The return of the first rain

 

We had our first rainy day yesterday. I can’t tell you how good it felt to wake up, light a few candlesticks and have a cosy breakfast with the first rain in around eight months for me and I missed it so much. All through the morning I could hear it sporadically pounding down on the roof. I think it has to be one of my favourite sounds.

I fully planned to spend the day relighting candles, cosying up on the sofa and finally catching you up again on some late, late nights here. I have so many photos that I want to share with you here and definitely I still will come back to that in a few days.

 

I really felt satisfied for how beautiful it was to be totally alone out in the fog and in the nature. The bigger part of this lake is still totally frozen, and floating slowly around I could feel the air temperature change drastically by sometimes just a few metres difference.
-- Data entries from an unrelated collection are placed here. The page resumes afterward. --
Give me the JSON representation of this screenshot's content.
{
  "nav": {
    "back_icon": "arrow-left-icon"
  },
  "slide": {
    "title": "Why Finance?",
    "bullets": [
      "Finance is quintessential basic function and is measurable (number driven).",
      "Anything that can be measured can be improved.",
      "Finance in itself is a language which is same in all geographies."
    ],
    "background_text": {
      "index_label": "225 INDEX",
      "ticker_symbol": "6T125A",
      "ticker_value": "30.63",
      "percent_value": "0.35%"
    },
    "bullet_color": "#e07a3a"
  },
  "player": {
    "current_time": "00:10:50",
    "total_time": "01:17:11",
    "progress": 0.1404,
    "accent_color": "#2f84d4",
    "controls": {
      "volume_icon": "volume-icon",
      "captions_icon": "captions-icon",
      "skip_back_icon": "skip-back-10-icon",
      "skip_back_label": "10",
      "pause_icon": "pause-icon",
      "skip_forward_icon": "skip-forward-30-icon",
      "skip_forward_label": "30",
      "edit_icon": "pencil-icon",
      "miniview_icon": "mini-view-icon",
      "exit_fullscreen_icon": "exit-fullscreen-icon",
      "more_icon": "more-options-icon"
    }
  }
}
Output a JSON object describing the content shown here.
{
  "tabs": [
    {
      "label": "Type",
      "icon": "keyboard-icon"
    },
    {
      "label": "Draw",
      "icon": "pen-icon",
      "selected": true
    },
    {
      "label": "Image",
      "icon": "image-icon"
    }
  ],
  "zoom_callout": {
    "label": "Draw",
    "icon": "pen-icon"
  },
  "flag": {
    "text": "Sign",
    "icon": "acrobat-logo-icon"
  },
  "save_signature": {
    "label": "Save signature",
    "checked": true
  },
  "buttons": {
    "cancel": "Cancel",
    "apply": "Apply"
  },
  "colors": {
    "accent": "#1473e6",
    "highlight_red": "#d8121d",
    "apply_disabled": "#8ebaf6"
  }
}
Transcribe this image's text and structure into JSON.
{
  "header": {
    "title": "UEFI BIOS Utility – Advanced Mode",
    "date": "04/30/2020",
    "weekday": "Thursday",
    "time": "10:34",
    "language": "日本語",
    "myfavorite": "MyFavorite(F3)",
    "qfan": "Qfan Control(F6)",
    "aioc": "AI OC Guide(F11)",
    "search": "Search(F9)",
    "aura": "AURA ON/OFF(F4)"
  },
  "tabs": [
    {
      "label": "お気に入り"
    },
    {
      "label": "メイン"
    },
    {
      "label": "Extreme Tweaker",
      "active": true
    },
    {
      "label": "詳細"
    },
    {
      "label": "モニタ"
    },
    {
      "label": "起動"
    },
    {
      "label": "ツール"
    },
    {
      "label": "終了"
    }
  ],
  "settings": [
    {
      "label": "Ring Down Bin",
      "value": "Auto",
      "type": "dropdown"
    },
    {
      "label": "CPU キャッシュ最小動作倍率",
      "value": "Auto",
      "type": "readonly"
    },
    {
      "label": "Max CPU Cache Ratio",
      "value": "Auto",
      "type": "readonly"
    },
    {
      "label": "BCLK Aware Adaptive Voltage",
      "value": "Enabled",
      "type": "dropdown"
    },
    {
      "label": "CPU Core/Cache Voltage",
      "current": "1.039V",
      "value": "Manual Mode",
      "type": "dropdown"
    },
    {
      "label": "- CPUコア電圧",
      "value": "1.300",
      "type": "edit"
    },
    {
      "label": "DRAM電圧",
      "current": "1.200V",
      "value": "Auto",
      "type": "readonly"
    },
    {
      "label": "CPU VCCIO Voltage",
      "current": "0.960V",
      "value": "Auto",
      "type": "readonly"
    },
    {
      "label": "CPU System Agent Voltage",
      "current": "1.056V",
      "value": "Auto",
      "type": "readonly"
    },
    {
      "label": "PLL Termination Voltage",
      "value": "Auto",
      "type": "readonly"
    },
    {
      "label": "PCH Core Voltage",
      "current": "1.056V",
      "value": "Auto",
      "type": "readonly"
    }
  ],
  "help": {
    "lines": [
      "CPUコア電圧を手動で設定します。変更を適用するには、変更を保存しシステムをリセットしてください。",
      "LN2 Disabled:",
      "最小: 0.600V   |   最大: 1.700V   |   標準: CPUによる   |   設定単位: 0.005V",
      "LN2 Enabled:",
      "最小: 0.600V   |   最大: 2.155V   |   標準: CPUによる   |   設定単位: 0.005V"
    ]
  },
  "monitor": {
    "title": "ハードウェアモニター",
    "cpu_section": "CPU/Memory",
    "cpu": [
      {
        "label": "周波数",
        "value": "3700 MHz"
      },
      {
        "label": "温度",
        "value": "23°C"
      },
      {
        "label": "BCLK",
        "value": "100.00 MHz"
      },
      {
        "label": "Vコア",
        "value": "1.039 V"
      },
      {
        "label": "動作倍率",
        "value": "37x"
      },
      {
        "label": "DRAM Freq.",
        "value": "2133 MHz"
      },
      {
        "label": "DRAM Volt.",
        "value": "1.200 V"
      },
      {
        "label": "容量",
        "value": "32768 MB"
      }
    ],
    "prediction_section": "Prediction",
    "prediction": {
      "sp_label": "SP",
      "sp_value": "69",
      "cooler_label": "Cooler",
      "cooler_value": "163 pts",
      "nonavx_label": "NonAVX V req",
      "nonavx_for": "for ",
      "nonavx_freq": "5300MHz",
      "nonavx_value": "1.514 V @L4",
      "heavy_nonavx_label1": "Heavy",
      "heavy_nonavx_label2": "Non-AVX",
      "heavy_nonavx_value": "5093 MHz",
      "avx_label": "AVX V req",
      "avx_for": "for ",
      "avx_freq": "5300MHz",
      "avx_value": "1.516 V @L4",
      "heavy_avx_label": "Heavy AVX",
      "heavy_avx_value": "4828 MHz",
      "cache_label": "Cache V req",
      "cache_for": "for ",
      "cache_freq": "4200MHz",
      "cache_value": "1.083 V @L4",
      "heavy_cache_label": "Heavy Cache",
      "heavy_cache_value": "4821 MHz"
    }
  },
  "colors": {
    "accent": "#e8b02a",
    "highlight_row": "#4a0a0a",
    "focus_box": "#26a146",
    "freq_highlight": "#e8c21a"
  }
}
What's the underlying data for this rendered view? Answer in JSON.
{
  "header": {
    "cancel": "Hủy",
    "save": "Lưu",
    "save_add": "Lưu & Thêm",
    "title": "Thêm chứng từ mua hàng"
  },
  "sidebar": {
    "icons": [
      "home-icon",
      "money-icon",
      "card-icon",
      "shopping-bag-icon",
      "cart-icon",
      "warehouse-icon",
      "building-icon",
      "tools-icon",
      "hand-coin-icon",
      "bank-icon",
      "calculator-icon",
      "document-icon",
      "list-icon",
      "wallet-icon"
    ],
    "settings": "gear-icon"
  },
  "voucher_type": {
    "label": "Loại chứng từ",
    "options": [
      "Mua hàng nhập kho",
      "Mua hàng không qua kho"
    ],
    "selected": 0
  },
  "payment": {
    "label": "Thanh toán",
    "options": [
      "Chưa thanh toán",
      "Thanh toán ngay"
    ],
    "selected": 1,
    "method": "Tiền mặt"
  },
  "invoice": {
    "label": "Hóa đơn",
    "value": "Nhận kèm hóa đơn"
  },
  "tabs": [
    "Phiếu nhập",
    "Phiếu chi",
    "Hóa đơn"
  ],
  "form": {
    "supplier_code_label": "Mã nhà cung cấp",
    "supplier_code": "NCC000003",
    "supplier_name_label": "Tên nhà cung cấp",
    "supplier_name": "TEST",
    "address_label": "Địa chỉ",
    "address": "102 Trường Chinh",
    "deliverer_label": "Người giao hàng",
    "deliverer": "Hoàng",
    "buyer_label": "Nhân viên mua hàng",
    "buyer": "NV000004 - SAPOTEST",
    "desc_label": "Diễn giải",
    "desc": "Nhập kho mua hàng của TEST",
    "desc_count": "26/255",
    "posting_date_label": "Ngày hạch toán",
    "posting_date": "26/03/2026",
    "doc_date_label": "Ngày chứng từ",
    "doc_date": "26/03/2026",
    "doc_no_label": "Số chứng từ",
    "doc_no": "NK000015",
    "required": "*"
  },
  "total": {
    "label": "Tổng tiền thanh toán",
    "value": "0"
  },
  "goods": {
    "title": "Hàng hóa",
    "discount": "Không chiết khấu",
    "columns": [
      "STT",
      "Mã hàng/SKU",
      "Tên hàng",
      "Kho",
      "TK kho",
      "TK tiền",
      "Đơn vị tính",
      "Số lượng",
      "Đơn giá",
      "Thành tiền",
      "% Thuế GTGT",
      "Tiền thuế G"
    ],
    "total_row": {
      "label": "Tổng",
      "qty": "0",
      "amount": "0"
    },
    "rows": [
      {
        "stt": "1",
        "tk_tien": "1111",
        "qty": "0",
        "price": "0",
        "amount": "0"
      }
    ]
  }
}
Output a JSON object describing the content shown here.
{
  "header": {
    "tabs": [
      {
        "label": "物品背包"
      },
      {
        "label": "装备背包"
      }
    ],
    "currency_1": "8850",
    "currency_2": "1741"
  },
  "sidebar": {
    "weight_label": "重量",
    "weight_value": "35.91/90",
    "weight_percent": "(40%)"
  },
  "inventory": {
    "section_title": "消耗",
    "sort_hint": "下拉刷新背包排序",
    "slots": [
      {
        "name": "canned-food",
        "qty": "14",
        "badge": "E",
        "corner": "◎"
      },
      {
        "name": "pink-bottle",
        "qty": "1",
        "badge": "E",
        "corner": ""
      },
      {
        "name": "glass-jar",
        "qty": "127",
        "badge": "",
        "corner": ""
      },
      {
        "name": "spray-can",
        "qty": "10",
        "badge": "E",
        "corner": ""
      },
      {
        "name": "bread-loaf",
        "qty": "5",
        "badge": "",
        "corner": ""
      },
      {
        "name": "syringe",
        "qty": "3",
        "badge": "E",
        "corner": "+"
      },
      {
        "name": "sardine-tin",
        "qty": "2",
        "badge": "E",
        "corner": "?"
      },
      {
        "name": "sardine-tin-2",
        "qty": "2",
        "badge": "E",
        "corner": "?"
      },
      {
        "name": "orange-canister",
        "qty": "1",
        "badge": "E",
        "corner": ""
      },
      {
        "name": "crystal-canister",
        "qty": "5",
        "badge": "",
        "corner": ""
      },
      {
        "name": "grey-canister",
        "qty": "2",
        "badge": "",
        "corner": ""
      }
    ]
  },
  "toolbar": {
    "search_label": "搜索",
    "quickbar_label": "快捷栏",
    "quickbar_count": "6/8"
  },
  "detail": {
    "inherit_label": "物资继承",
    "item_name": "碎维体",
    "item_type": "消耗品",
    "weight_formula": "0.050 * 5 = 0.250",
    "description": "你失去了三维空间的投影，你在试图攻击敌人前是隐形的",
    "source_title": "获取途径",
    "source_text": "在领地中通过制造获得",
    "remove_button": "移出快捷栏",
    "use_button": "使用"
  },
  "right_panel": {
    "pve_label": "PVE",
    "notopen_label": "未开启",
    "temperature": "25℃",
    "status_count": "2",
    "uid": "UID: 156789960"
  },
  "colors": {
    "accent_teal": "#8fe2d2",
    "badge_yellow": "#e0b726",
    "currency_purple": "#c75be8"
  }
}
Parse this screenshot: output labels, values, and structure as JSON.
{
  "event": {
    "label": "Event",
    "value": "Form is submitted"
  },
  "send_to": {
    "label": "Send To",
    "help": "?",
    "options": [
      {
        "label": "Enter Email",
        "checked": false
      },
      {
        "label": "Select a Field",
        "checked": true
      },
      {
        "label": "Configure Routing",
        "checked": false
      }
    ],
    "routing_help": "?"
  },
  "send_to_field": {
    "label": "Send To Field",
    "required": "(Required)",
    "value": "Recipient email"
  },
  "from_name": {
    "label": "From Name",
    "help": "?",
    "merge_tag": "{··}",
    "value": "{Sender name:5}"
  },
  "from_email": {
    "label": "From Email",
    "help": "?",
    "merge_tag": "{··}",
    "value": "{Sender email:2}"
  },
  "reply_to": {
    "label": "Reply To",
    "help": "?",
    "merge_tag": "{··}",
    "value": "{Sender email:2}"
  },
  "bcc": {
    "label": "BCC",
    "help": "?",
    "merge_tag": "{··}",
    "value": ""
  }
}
It felt so good to come back home and warm up some leftover soup and again light some candles. After dinner and a few cups of tea, I just couldn’t resist the temptation of going back outside. I was not even sure there would be still any fog, but of course there was. The smells of the forest were so sweet and overwhelming. The sunset became more of a journey and instead of some destination. I just kept paddling further and further up the river, reaching for the most dense areas of fog. I want to say I have never sensed something more beautiful through all of the humidity and sweet smells, and constant singing by the birds, and of course incredible beauty, but I try to remind myself of those dry, -40° winter nights under the aurora too.

 

On the way back, during almost the darkest time of the night, I crossed again more wide open water where there was no sense of space. The visibility was mostly just a few metres. Small tree branches would come up out of nowhere, and in the distance one of the most beautiful but probably heartbreaking sounds - a young bird on the water lost in the fog calling for it’s mother.